Even when Sharapova had the opportunity to break Serena in the second set, neither gave in and were stuck at 40-40 for what felt like forever. Serena kept digging, kept pushing to ultimately win with her serve still on fire to go up, 4-1.

This is where her power makes you feel like there’s nothing else in the world going on at that moment except the match, when she’s won the first set and crosses the halfway point in the second one. You can feel the tension leading up to an impending victory. The crowd, which is often in her corner, can feel it too. Her opponents certainly don’t go down without a fight, but peak Serena, this Serena, was unbeatable.

This particular match felt over only a few minutes after it started, and Serena closed her first singles Olympic victory in the same way she began it: with a couple more jaw-dropping aces, match-point included.

Just like that, barely an hour later, Serena Williams was an Olympic gold medalist in women’s singles, and she delightfully jumped for joy before famously doing the crip walk.

Sixty-two minutes and a true rout against someone mistakenly labeled as a rival. No one is comparable to Serena.

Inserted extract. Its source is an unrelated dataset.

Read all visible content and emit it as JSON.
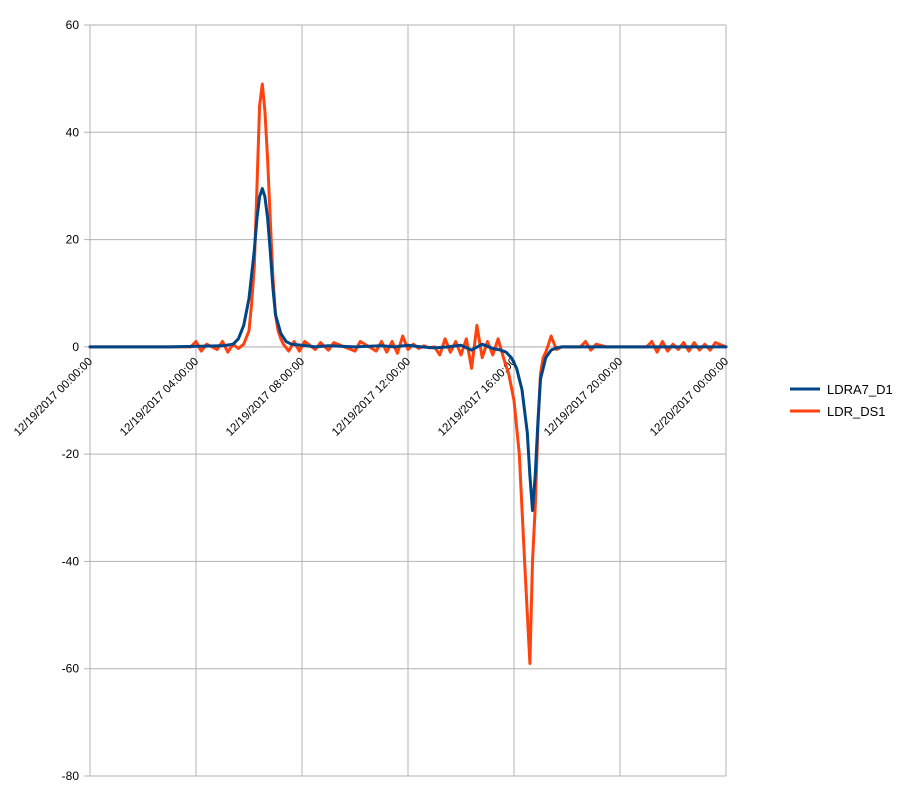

Serena is everything — everything we love about sports, everything we hope our favorite athlete can achieve, everything to so many tennis fans with an immeasurably mammoth impact.

Whether she wins Grand Slam No. 24 to tie Margaret Court’s all-time record with a U.S. Open victory or not — her 23 wins are already the record in the Open Era — it doesn’t alter her legendary GOAT status on the court nor will it diminish the groundbreaking leader she is off it. She’s the greatest ever to play the game, and those of us who have been cherishing every match, every serve over the last few years, never knowing if it’d be her last, will do the same as she plays for what’s expected to be one last tournament.

Serena can be down but never counted out, and if she wins No. 24, great. But she has nothing left to prove as an irreplaceable legend on the court, and every match, every win, has been a gift. She’s a hero and an absolute icon who, like Venus, blasted open barriers for women of color in a predominantly white sport and demanded equality.

Her longevity is extraordinary, and her evolution away from tennis — she’s been purposeful in not saying retirement — is surely just as hard on her fans as it is for her. With the U.S. Open expected to be her final tournament, they’ll be there treasuring every serve, every ace, every point and, hopefully, one last twirl.